Using Annotate by BLAST to annotate nucleotide sequences

October 12, 2022 23:12
Updated

If you wish to use BLAST to annotate previously identified ORF, CDS or mRNA regions on your sequence, you can use the Annotate by BLAST tool.

This function will find and extract all the annotations of the selected type, translate them, and run blastp against a selected BLAST db. Annotations from the BLAST hits are then back translated and transferred directly onto your sequence if they meet the similarity threshold.

To annotate your sequences using Annotate by BLAST option :

1. Annotate your sequence(s) with ORF, CDS or mRNA annotations, either using :

Find ORF option under Annotate and Predict or Glimmer plugin to add ORF annotations.

Screen_Shot_2021-11-19_at_2.38.33_PM.png

- Augustus (available as a plugin) for CDS or mRNA.

2. Select your annotated nucleotide sequence and choose Annotate by BLAST tool under the Annotate and Predict menu.

In the window that appears select the type of annotations on your sequence (ORF’s, CDS or mRNA) from the drop down menu, and set the Genetic code for your sequence.

3. Select the BLAST database you wish to BLAST against (only amino acid databases can be selected, as BLASTp will be used to find the matches for your annotations).

You can choose the number of BLAST hits to return under Maximum Hits option (if more than 1 hit is selected and the hits cover the same region of sequence, only the top hit will be annotated).
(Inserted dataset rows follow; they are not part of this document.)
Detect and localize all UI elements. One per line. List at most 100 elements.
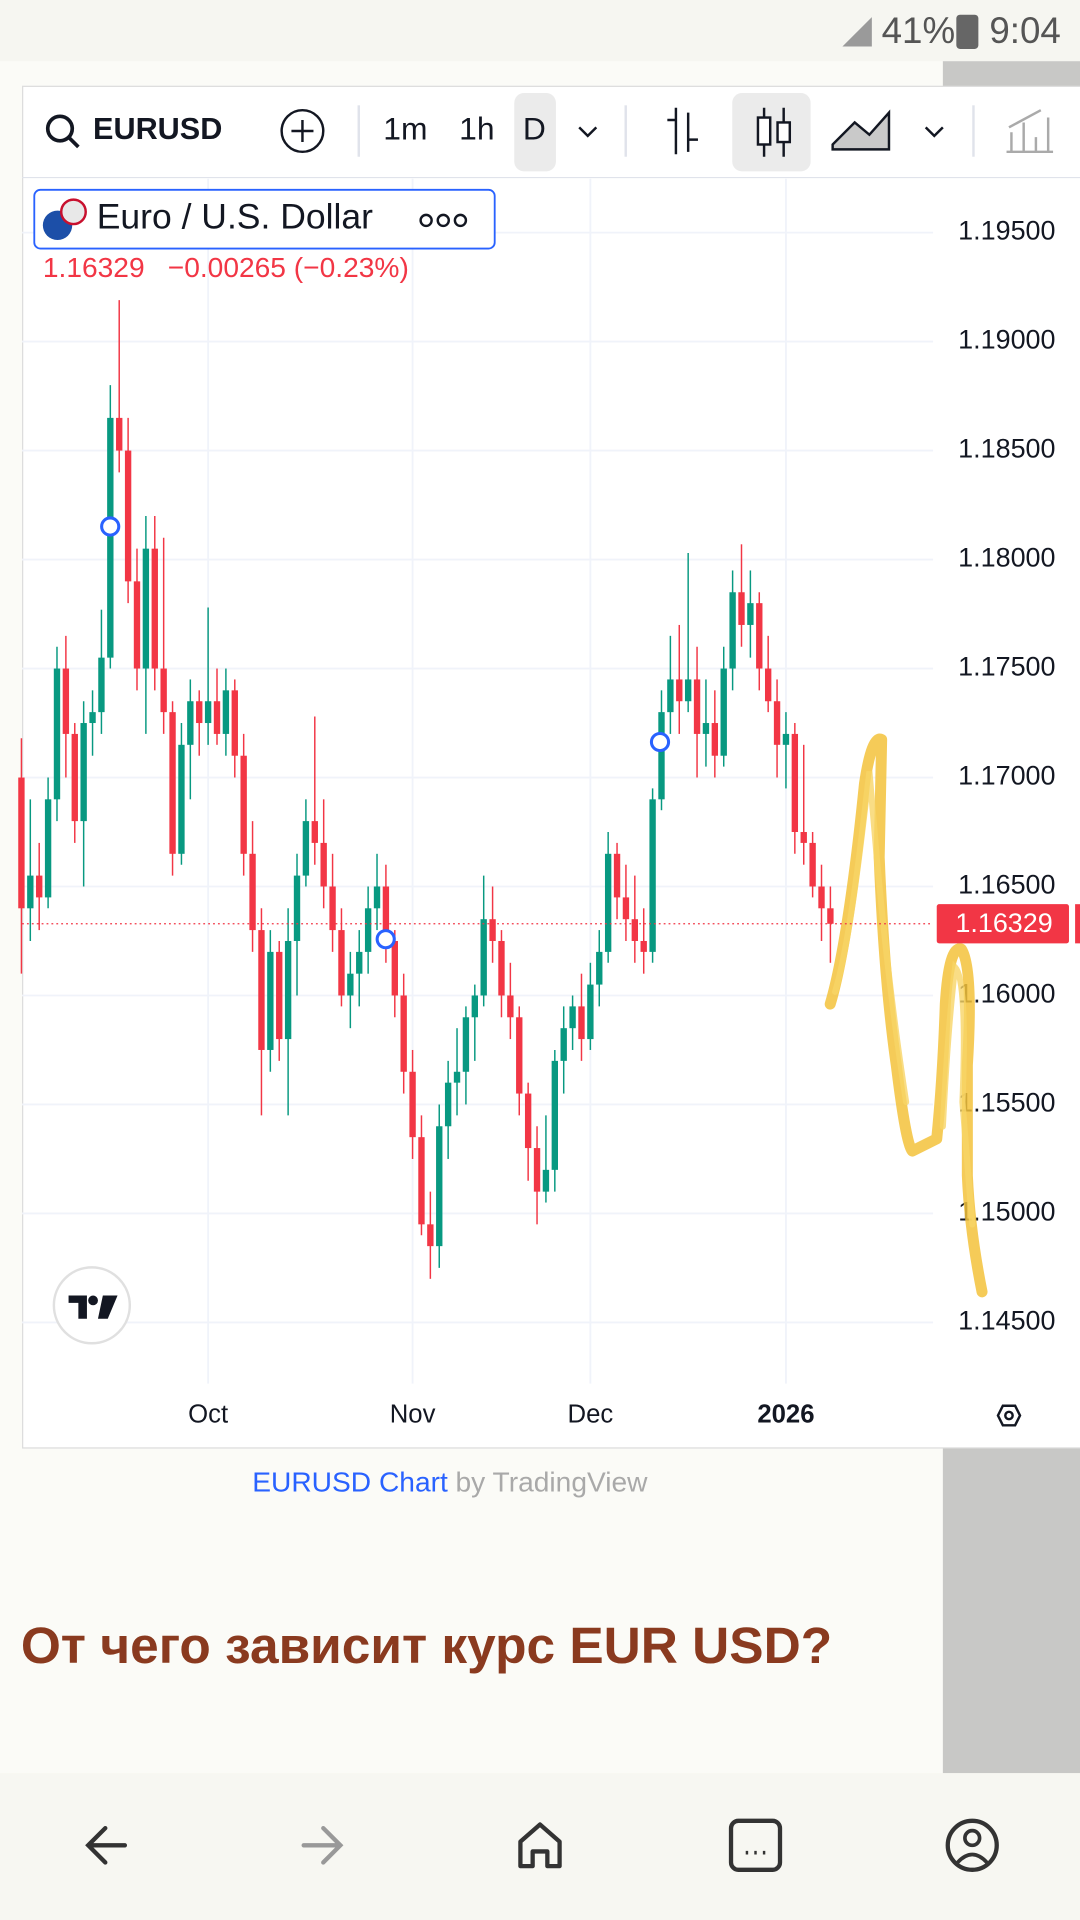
event-marker[interactable] [100, 516, 121, 537]
home-button[interactable] [518, 1822, 562, 1869]
candle-body [702, 723, 710, 734]
candle-body [187, 701, 194, 745]
candle-body [382, 886, 390, 941]
candle-body [613, 853, 621, 898]
candle-body [498, 940, 505, 996]
candle-body [98, 657, 105, 713]
area-style[interactable] [831, 109, 891, 151]
candle-body [524, 1093, 532, 1149]
interval-menu[interactable] [578, 126, 598, 138]
candle-body [151, 548, 158, 669]
legend-last-price: 1.16329 [43, 252, 145, 283]
forward-button[interactable] [301, 1826, 344, 1865]
candle-body [373, 886, 381, 909]
candle-body [782, 733, 790, 745]
article-heading: От чего зависит курс EUR USD? [21, 1616, 832, 1674]
candle-body [293, 875, 301, 941]
bars-style[interactable] [667, 107, 698, 155]
chart-widget [22, 85, 1080, 1449]
more-dot[interactable] [419, 213, 433, 228]
candle-body [622, 897, 630, 920]
tabs-button[interactable] [728, 1818, 783, 1872]
y-tick-label: 1.18000 [958, 543, 1055, 573]
candle-body [409, 1071, 416, 1138]
chart-link[interactable]: EURUSD Chart [252, 1467, 448, 1498]
chart-attribution[interactable]: by TradingView [456, 1467, 649, 1498]
interval-button[interactable]: 1m [383, 110, 427, 146]
candles-icon [776, 121, 792, 144]
indicators[interactable] [1006, 109, 1054, 154]
legend-title: Euro / U.S. Dollar [97, 197, 373, 237]
interval-button[interactable]: 1h [459, 110, 494, 146]
last-price-label: 1.16329 [955, 908, 1052, 938]
candle-body [631, 919, 639, 941]
style-menu[interactable] [924, 126, 944, 138]
candle-body [756, 603, 763, 669]
candle-body [587, 984, 594, 1040]
candle-body [142, 548, 150, 669]
candle-body [773, 701, 781, 745]
y-tick-label: 1.18500 [958, 434, 1055, 464]
chart-settings[interactable] [996, 1404, 1022, 1427]
candle-body [578, 1006, 585, 1040]
more-dot [436, 213, 450, 228]
candle-body [18, 777, 25, 909]
candle-body [640, 940, 647, 952]
candle-body [684, 679, 692, 702]
tradingview-logo-dot [88, 1295, 98, 1306]
candle-body [311, 821, 318, 843]
battery-level: 41% [882, 10, 956, 51]
legend-box[interactable] [33, 188, 496, 250]
tradingview-logo[interactable] [52, 1266, 132, 1345]
account-icon-head [963, 1828, 982, 1848]
candle-body [533, 1148, 541, 1192]
x-tick-label: Dec [568, 1400, 614, 1428]
candle-body [71, 733, 78, 822]
add-symbol[interactable] [280, 108, 325, 154]
back-button[interactable] [85, 1826, 128, 1865]
y-tick-label: 1.19500 [958, 216, 1055, 246]
legend-change: −0.00265 (−0.23%) [168, 252, 409, 283]
candle-body [507, 995, 514, 1018]
candle-body [604, 853, 612, 952]
candle-body [391, 940, 398, 996]
candle-body [444, 1082, 452, 1127]
candles-icon [756, 116, 772, 146]
candle-body [764, 668, 772, 702]
symbol-search[interactable]: EURUSD [93, 112, 222, 146]
status-bar [0, 0, 1080, 62]
candle-body [436, 1126, 443, 1247]
y-tick-label: 1.19000 [958, 325, 1055, 355]
candle-body [124, 450, 132, 582]
interval-button[interactable]: D [523, 110, 546, 146]
candle-body [222, 690, 230, 734]
candle-body [729, 592, 736, 669]
y-tick-label: 1.14500 [958, 1306, 1055, 1336]
account-icon-body [956, 1852, 989, 1864]
candle-body [258, 930, 265, 1050]
x-tick-label: Oct [188, 1400, 228, 1428]
candle-body [827, 908, 834, 924]
candle-body [178, 744, 185, 854]
account-button[interactable] [945, 1818, 999, 1872]
x-tick-label: 2026 [757, 1400, 814, 1428]
candle-body [53, 668, 61, 800]
search-icon[interactable] [45, 114, 75, 143]
chart-settings-center [1004, 1410, 1014, 1421]
candle-body [347, 973, 354, 996]
event-marker[interactable] [375, 929, 396, 950]
candle-body [231, 690, 238, 756]
candle-body [542, 1169, 550, 1192]
candle-body [551, 1060, 558, 1170]
candle-body [667, 679, 674, 713]
candle-body [658, 712, 665, 800]
event-marker[interactable] [649, 731, 671, 753]
candle-body [133, 581, 141, 669]
candle-body [284, 940, 292, 1040]
candle-body [693, 679, 701, 734]
candle-body [649, 799, 656, 952]
candle-body [516, 1017, 523, 1094]
candle-body [249, 853, 256, 931]
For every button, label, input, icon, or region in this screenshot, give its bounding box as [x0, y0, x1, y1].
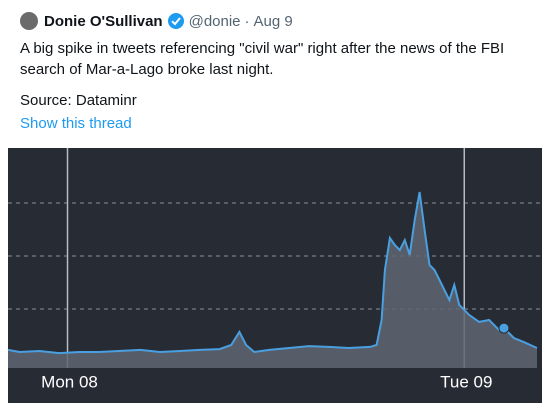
area-fill — [8, 192, 537, 368]
tweet-header: Donie O'Sullivan @donie · Aug 9 — [20, 12, 293, 30]
verified-badge — [167, 13, 184, 29]
tweet-source: Source: Dataminr — [20, 92, 137, 109]
show-thread[interactable]: Show this thread — [20, 115, 132, 132]
tweet-text: A big spike in tweets referencing "civil… — [20, 40, 505, 78]
chart: Mon 08 Tue 09 — [8, 148, 542, 403]
date[interactable]: Aug 9 — [253, 12, 293, 30]
separator: · — [244, 12, 250, 30]
area-line — [8, 191, 538, 355]
x-tick-label: Mon 08 — [41, 372, 98, 391]
author-name[interactable]: Donie O'Sullivan — [44, 12, 163, 30]
handle[interactable]: @donie — [188, 12, 241, 30]
highlight-point — [498, 322, 510, 334]
avatar[interactable] — [20, 12, 38, 30]
x-tick-label: Tue 09 — [440, 372, 492, 391]
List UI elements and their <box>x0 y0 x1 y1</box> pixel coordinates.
4. If necessary, adjust the Similarity slider to set the threshold for finding matches between your translated annotations and the BLAST hits.

5. Click OK to start the BLAST search (you can continue to use Geneious while BLAST search is being performed).

Once the BLAST search is finished, annotations from the BLAST hits will be back-translated and transferred on to your sequence if they are above the similarity threshold.

Transferred annotations will contain the annotation qualifiers from the original nucleotide sequence plus qualifiers detailing the source of the transferred annotation and the similarity percentage.

Note : If you have a large number of annotations, we suggest using custom BLAST instead of BLAST to NCBI as this can be extremely slow. Be aware that the larger the BLAST database, the slower the search will be.

See the following post for information on setting up custom BLAST: How can I BLAST against my own sequences or a database that isn’t part of NCBI?

Note that if you are using a custom BLAST database, it must be created from annotated sequences or preformatted database files from NCBI. Unannotated sequences such as those in a fasta file cannot be used for BLAST databases with this feature.

More options :

Under More options you can set the BLAST parameters such as E-value, word size, substitution matrix, and number of CPUs to use when running Custom BLAST.